Welcome to ‘2222’

Face the future in a short film by Indiana Roma Voss.


For those keeping an eye on Glamcult, Indiana Roma Voss has likely become a familiar name. Known for her bold styling, the work of this young fashion visionary at all times questions norms and celebrates anomalies. Today, the stylist returns with a project that’s again forward in theme, but different from her previous work in terms of medium and aesthetics. Presenting a “dystopian prognosis of human existence”, find yourself transported to Indiana’s image of the year 2222. Watch the vision unfold below, and read up on the story behind the film.

Hi Indiana, how would you define dystopia? And what about utopia? 

The ultimate dystopia would be humankind totally disconnecting from nature and people not caring about other people outside their immediate social circle. Utopia to me is a sense of togetherness, a social/political safety net for all social classes while coexisting with the earth and seeing Mother Nature flourish again.

Why the year 2222?

The title, 2222, is a play on the expression ‘catch 22’ because a lot of the film’s content is based upon technological advances and how they will affect humankind in the future. It’s my way of saying we’re damned if we do and damned if we don’t.

Your short film paints a gloomy picture of the future. Do you still have hope for Planet Earth?

I hope that the serious (dare I say dire) status of the current social, political, racial and environmental situation worldwide is a call to immediate action and education. I can have hope for planet earth in the future.

What would you say to those who are unconcerned about our future on this planet?

Wake the fuck up!
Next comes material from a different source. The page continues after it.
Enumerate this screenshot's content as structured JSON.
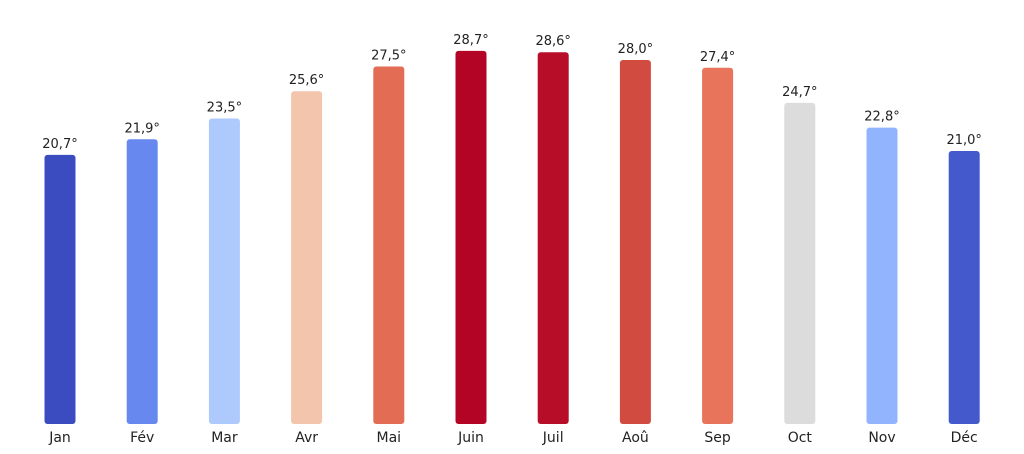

Change needs to come from the collective in order to become permanent change, and you are holding back the world by being too scared of reality to look at the facts.

How did you go about finding a visual direction for this theme/film?

The visual direction and theme of this film was really interesting for me because it’s far from the aesthetic I usually work with. This is why I wanted to do a lot of research prior to filming and collaborate with director Andy Tan. I began with academic research, reading into scientific predictions on human behaviour and technology. From there I began watching sci-fi films and TV shows such as Black Mirror. For the actual aesthetics I researched artists such as Fecal Matter and Salvia.